Is such an address even deliverable?


-- 
  John Hardin KA7OHZ                    http://www.impsec.org/~jhardin/
  jhardin@impsec.org    FALaholic #11174     pgpk -a jhardin@impsec.org
  key: 0xB8732E79 -- 2D8C 34F4 6411 F507 136C  AF76 D822 E6E6 B873 2E79
-----------------------------------------------------------------------
   Failure to plan ahead on someone else's part does not constitute
   an emergency on my part.                 -- David W. Barts in a.s.r
-----------------------------------------------------------------------
  6 days until Daylight Saving Time begins in U.S. - Spring Forward

Re: APOSTROPHE_TOCC score

Posted by Alex <my...@gmail.com>.
Hi,


On Mon, Mar 5, 2018 at 4:48 PM, RW <rw...@googlemail.com> wrote:
> On Mon, 5 Mar 2018 16:23:31 -0500
> Alex wrote:
>
>> Hi,
>>
>> I just received a false-positive because of the following address:
>>
>> To: "'info@example.se'" <in...@example.se>
>>
>> Apparently the apostrophe is enough to warrant 2.5 points alone?

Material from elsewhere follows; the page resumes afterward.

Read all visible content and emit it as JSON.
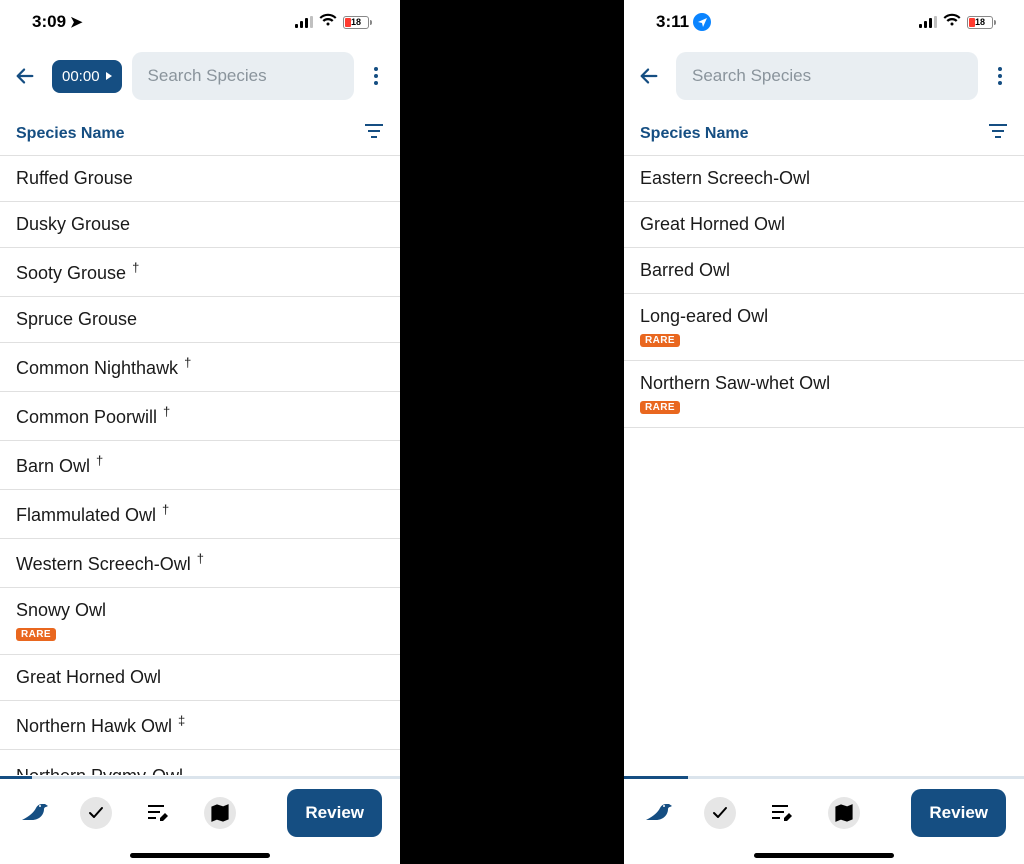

Is
>> this intended to catch addresses like tom.o'reilly@example.com or more
>> like my example above?
>
> Only the former, but I can't reproduce the bug from the above example.

I'm sorry, too many terminals open. The email producing this hit was
indeed with o'reilly in it:

To: =?utf-8?Q?DermotO=27reilly?= <Se...@example.com>
 *  2.6 APOSTROPHE_TOCC To or CC address contains an apostrophe

2.6 points for this is just unreasonable. This was a completely
legitimate email.

Re: APOSTROPHE_TOCC score

Posted by RW <rw...@googlemail.com>.
On Mon, 5 Mar 2018 16:23:31 -0500
Alex wrote:

> Hi,
> 
> I just received a false-positive because of the following address:
> 
> To: "'info@example.se'" <in...@example.se>
> 
> Apparently the apostrophe is enough to warrant 2.5 points alone? Is
> this intended to catch addresses like tom.o'reilly@example.com or more
> like my example above?

Only the former, but I can't reproduce the bug from the above example.